La deuxième partie du concert marque un léger saut dans le temps, jusqu'aux deux premières décennies du XVIIIe siècle. Le jeune Haendel qui écrit son troisième concerto pour hautbois puis sa Passion sur le texte de Brocke est encore dans la lignée de l'Opéra de Hambourg dominé par Reinhard Keiser : c'est l'occasion pour l'ensemble de s'enrichir d'un hautbois baroque, joué par Rodrigo Gutiérrez, qui s'insère aussi dans l'orchestre pour une bonne partie de cette seconde partie, dans la symphonie de la Cantate BWV 21 par exemple, avec une douceur de son que n'a pas son équivalent moderne.
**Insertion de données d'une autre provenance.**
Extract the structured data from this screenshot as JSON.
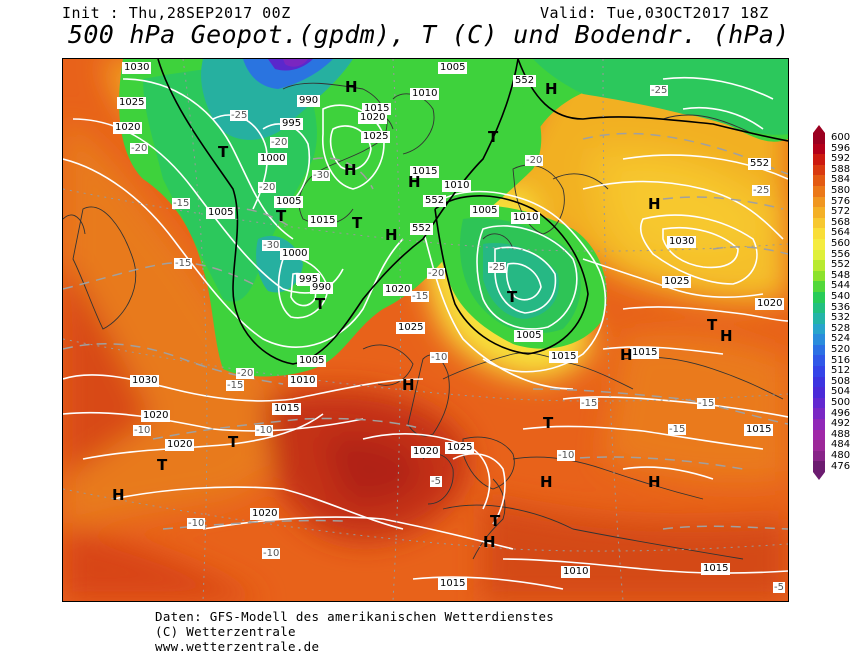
{
  "header": {
    "init": "Init : Thu,28SEP2017 00Z",
    "valid": "Valid: Tue,03OCT2017 18Z",
    "title": "500 hPa Geopot.(gpdm), T (C) und Bodendr. (hPa)"
  },
  "isobar_labels": [
    "1030",
    "1025",
    "1020",
    "1005",
    "990",
    "995",
    "1000",
    "1015",
    "1020",
    "1025",
    "1010",
    "1005",
    "1015",
    "1010",
    "1005",
    "1000",
    "995",
    "1005",
    "1010",
    "1015",
    "1020",
    "1030",
    "1025",
    "1020",
    "1015",
    "1010",
    "1005",
    "1025",
    "1030",
    "1020",
    "1015",
    "1020",
    "1025",
    "1020",
    "1010",
    "1015",
    "1015",
    "1020",
    "1015",
    "1005",
    "1015",
    "995",
    "990"
  ],
  "temp_labels": [
    "-20",
    "-15",
    "-25",
    "-30",
    "-20",
    "-15",
    "-25",
    "-20",
    "-15",
    "-10",
    "-10",
    "-20",
    "-15",
    "-10",
    "-5",
    "-10",
    "-15",
    "-25",
    "-20",
    "-10",
    "-15",
    "-5",
    "-25",
    "-20",
    "-30",
    "-15",
    "-10"
  ],
  "pressure_centers": [
    "H",
    "T",
    "H",
    "T",
    "H",
    "T",
    "H",
    "T",
    "H",
    "T",
    "H",
    "T",
    "H",
    "T",
    "H",
    "H",
    "T",
    "T",
    "H",
    "T",
    "H",
    "T",
    "H",
    "H"
  ],
  "height_contour_labels": [
    "552",
    "552",
    "552",
    "552"
  ],
  "legend": {
    "values": [
      "600",
      "596",
      "592",
      "588",
      "584",
      "580",
      "576",
      "572",
      "568",
      "564",
      "560",
      "556",
      "552",
      "548",
      "544",
      "540",
      "536",
      "532",
      "528",
      "524",
      "520",
      "516",
      "512",
      "508",
      "504",
      "500",
      "496",
      "492",
      "488",
      "484",
      "480",
      "476"
    ],
    "colors": [
      "#9b0020",
      "#b3001a",
      "#cc1a10",
      "#d93a10",
      "#e35a12",
      "#eb7818",
      "#f09620",
      "#f4b026",
      "#f7c830",
      "#f9de38",
      "#f5ec40",
      "#dff03a",
      "#b8ea30",
      "#8ce22c",
      "#52d83a",
      "#28cc58",
      "#22c080",
      "#24b4a8",
      "#28a4cc",
      "#2a8cdc",
      "#2c70e4",
      "#3058e8",
      "#3444e8",
      "#3c34e0",
      "#4a2ad8",
      "#6228d0",
      "#7a28c4",
      "#9028b8",
      "#a028a8",
      "#9c2898",
      "#882488",
      "#6c1c70"
    ]
  },
  "credits": {
    "line1": "Daten: GFS-Modell des amerikanischen Wetterdienstes",
    "line2": "(C) Wetterzentrale",
    "line3": "www.wetterzentrale.de"
  }
}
La véhémence dont Anna Prohaska avait parfois fait preuve dans la première partie cède ici place à une musicalité plus apaisée, toujours pleine des émotions, voire des passions qui animent les airs choisis : une ou deux générations sont passées, la rhétorique ne suit plus les mêmes voies. Même si le monde de Bach nous est plus familier, un tel concert nous montre bien que le baroque allemand n'a pas attendu Bach pour parvenir à des sommets d'inspiration.